If a neurological lesion is suspected, specialized procedures such as measurement of pudendal nerve latency and the characteristics of cortical evoked potentials from pudendal nerve stimulation or urethral stimulation are possible, These procedures are rarely used in the evaluation of men with complaints of rapid ejaculation.
Course of Illness
The pattern of rapid ejaculation in the absence of treatment is considered to be lifelong. There is no evidence of improvement with aging.
Cases of lifelong global rapid ejaculation are predominantly devoid of organic pathology. One should establish if the problem is secondary to a panic disorder or social anxiety disorder. If the man reports rapid ejaculation with one partner and not another, one obviously would investigate the differences in sexual patterns with the two partners.
If the problem is acquired, the possibility of a relationship issue or an organic pathology should be considered.
Many clinicians employ serotonergic drugs in the treatment of rapid ejaculation. The two agents used most frequently are paroxetine and clomipramine. Paroxetine usually requires chronic dosing at 20 mg. An occasional patient will respond to as-needed dosing after 2 weeks of daily dosing. Clomipramine can be used on an as-needed basis ingesting the drug 4–6 hours prior to sexual activity. Other serotonergic drugs such as fluoxetine and sertraline are used less frequently. Some investigators have reported success with benzodiazepines.
Behavioral approaches are usually employed. These include the "start–stop" and squeeze technique. Both techniques involve repeated episodes of manual penile stimulation stopped prior to ejaculatory inevitability. The "squeeze technique" involves a firm squeeze of the frenulum before the next episode of stimulation. Clinical experience suggests that the technique requires the participation of the sexual partner to be successful. The mechanism by which these techniques work is unclear. It is assumed that in the absence of performance pressure that the man learns to monitor his level of sexual stimulation, and thus modulate his level of excitement. Behavioral treatment of PE has been shown to be more effective than a waiting-list control and equally as effective as sertraline therapy.

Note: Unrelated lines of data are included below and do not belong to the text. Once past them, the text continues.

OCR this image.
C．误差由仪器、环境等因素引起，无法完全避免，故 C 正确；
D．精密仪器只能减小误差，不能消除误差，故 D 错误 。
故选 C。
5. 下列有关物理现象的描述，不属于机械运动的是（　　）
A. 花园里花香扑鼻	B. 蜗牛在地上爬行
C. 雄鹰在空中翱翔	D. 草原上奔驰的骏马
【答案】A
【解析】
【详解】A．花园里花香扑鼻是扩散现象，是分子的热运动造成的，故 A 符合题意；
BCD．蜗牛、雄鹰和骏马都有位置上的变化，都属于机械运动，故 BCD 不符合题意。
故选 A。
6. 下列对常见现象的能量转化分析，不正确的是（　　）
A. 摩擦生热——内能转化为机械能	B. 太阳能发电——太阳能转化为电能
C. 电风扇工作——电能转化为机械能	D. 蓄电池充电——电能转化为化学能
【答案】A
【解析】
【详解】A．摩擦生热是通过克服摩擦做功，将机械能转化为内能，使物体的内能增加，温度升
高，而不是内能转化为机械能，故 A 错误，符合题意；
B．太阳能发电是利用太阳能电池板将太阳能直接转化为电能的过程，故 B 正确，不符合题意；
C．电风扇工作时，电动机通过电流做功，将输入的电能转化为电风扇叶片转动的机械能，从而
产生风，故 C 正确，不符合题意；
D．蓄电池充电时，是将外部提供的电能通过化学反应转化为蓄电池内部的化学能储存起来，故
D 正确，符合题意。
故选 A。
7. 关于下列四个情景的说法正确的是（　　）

Psychodynamic psychotherapy is rarely utilized in the treatment of this condition. Topical anesthetics, such as a prilocaine–lidocaine mixture, can be used to delay ejaculation.
Complications/Adverse Outcomes of Treatment
Use of serotonergic drugs with short half-life can result in a withdrawal syndrome. This has been most often reported with the immediate release form of paroxetine. Topical anesthetics can result in penile anesthesia and there is a risk of vaginal absorption.
The short-term prognosis with behavioral therapy and pharmacotherapy is excellent. However, the problem recurs if the drug is stopped and there is a high-relapse rate after successful behavioral therapy.